我最初是學古文字、甲骨文語法,後做了上古音、訓詁學,後來做了漢語史、出土文獻語言學和上古漢語形態學方面的研究和探索的,可以說我是真正意義上是學語法、做語法的出身的。最初是因為對韻律句法學感興趣,所以在訪學時選學了比較難的句法學,算是正式的入門了句法學,學習了形式句法學的標準理論和管約論,並在2021年底開始了對句法製圖理論進行學習和探索,那個時候便想著形式句法學可不可以用在古漢語研究呢?這個問題一直伴隨著我,最後讓我與梅廣先生的《上古漢語語法綱要》不期而遇。 第一次翻看先生的綱要是2020年底,在討論“朝濟而夕設版焉”的“焉”字時曾引用過先生的觀點:我們引梅廣(2018)的相關理論,梅先生認為“焉”是介詞“於(cqa)”結合一個指示成分-an的合音字,因此它的基本語法性質是指示,也就是 說在句尾的“焉”大多數情況都是表示指示的實義(cqan),不是單純的語氣詞(*bɢ[r]an)。可以說梅廣先生將上古音、上古漢語形態學和句法學融合貫通的做法深深地影響到了我,我曾經和音韻學界的前輩們提過我想結合古文字、上古音、句法學三位一體的做上古漢語研究,他們給我的回復是:“語法和古文字、上古音是不同方面的,很難在一起研究”,但是梅先生的探索,給了我勇氣,說明這條路是行得通的!
正因為此,我便有了近兩年的上古漢語同源與形態學的探索:
太炎先師的《文始》{逆}字條的問題。與{逆}同源的應該是{溯}。原因實際上很明確了,{逆}與{溯}這一組 在句法關係上是不及物與及物的關係,{溯}的異體有{泝}心紐模韻合一,{溸}音借表示{泝}是後起,發生音變是s.ŋ[r]>s[r]或者s.ŋ>s這個情況,時間大致在春秋戰國左右。與{廟}的情況相同的,我們實際上可以發現s-與sə-在形態學功能上是等價的,進而我們在處理上古漢語詞根時,這類前置成分也不能算進去,大致上我們可以猜想春秋戰國時期漢語形態功能分地域開始喪失了,到東漢左右通語音系開始變化。與之對稱的表示聲調的詞綴也應該是處於詞綴到發聲態再到超音段的變化。 可以說我近幾年的探索以及得到的成果都來源於梅廣先生,當然梅廣先生除了有結合上古音做語法外,所具有的學術前瞻性和對於不同觀點的接納性,对我們後輩而言也是作用極大的!從先生的書中,我們可以看到先生中西合璧,融會貫通,不僅對傳統文獻訓詁文詞頗為熟悉,而且對詞源演變,上古音韻也是了如指掌,可以說給我們晚輩看到了原來上古漢語語法研究也應該像漢語歷史音韻學那樣——具有動態的演化性!可以說梅廣先生給我們帶來了一個嶄新的上古漢語語法研究新思路!很值得我們繼續探索下去。 先生還有很多的方面值得我們學習,我才疏學淺也只能窺見一斑,故只能談及自己所悟的方面,來追憶先生。

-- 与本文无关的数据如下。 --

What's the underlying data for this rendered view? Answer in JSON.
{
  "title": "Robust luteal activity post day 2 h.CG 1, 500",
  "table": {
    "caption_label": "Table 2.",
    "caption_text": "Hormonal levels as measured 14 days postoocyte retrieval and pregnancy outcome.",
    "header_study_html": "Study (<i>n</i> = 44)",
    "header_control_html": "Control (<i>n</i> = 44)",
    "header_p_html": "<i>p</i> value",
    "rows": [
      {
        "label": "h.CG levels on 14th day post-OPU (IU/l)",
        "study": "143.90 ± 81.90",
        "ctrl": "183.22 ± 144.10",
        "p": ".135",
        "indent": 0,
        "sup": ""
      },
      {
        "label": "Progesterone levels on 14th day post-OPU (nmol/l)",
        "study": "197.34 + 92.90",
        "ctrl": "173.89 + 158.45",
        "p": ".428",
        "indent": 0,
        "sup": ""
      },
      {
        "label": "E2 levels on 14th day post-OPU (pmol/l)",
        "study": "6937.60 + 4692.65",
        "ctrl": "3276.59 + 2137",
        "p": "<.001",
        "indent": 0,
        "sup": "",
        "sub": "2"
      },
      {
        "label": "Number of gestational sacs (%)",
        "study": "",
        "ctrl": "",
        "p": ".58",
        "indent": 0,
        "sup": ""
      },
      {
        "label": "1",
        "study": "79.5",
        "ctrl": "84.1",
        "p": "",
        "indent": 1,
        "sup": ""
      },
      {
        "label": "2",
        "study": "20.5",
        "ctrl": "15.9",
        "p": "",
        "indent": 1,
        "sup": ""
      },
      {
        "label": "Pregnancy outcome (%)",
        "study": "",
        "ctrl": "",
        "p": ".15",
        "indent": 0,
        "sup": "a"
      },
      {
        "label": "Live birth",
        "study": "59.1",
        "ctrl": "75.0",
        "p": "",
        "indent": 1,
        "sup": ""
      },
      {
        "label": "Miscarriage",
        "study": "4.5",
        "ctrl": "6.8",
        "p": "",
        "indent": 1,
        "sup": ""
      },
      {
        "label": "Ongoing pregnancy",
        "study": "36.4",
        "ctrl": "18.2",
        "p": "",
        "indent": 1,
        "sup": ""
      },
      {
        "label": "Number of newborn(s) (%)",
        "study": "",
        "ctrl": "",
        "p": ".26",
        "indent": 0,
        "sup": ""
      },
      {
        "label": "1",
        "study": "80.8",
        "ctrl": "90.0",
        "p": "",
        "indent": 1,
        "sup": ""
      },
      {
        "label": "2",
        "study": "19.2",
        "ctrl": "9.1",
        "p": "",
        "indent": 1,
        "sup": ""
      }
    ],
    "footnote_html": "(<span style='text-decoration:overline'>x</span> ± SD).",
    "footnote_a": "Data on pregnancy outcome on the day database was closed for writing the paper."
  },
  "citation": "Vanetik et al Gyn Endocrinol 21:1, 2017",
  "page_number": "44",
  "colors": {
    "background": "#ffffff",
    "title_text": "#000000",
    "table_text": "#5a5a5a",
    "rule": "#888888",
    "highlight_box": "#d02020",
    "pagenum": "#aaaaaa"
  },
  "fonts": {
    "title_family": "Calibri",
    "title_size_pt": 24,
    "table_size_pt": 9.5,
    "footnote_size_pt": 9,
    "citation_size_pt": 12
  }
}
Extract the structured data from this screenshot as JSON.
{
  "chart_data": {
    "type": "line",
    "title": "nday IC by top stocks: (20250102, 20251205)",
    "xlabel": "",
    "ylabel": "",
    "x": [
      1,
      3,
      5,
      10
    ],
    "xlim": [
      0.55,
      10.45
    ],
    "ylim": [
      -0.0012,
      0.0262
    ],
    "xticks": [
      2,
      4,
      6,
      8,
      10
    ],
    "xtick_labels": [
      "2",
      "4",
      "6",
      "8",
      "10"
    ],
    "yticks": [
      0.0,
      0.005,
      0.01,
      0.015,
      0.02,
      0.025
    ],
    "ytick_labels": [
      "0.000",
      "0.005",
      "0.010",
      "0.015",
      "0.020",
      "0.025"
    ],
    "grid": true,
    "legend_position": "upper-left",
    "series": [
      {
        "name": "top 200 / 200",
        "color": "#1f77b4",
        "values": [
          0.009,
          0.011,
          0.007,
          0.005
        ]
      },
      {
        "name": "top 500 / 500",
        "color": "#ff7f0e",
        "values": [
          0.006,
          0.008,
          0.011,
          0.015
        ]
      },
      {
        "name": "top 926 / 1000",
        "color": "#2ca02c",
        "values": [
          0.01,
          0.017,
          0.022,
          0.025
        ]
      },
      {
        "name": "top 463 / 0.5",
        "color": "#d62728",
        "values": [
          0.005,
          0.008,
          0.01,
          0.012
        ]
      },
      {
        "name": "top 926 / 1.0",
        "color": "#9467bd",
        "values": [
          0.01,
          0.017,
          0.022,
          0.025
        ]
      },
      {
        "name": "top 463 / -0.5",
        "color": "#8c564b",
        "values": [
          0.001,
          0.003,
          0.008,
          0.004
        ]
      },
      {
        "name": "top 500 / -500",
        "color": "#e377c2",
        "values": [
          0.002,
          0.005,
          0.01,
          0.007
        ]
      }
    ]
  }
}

可以說先生的仙去是學界的損失,也是上古漢語語法研究的損失,我輩應該紀念,緬懷先生,努力在先生的基礎上,將生成語法學運用好,將我們的古漢語研究透!
先生之風,山高水長!
常康杰 2022年9月23日金曜於浙江金華
- 張月琴(清華語言所)
首頁梅先生的照片是維天所後製的,春風煦煦,梅先生總是如此,笑容可掬,溫暖又靦腆,相當迷人,令人敬愛。退休前梅先生是位嚴師,教學認真,雖然有時會在黑板前沈思,讓台下的學生一頭霧水。他治學嚴謹,確認再三方才發表,直到退休後方出版他的大作「上古漢語語法綱要」。退休後梅先生是位溫柔的慈父,縱容著自稱「龍蝦幫」的學生輩教授群在他面前喧囂胡扯,和他們一起笑開懷。這讓我想起,有一年調皮的學生吵著要去梅先生位在寶山水庫附近的家聚餐,我被叫去幫忙,一起品嚐梅先生特地到加州酒莊採購的美酒,讓只喝法國酒的我認識到美國紅酒的深奧與自己的酒量。梅先生退休後,主要住在台北。每次回新竹,會找我們聚會,暢談他的學術關懷以及他和梅師母旅遊時的所見所聞,或是旅居歐洲暇意的生活,令人欣羨不已。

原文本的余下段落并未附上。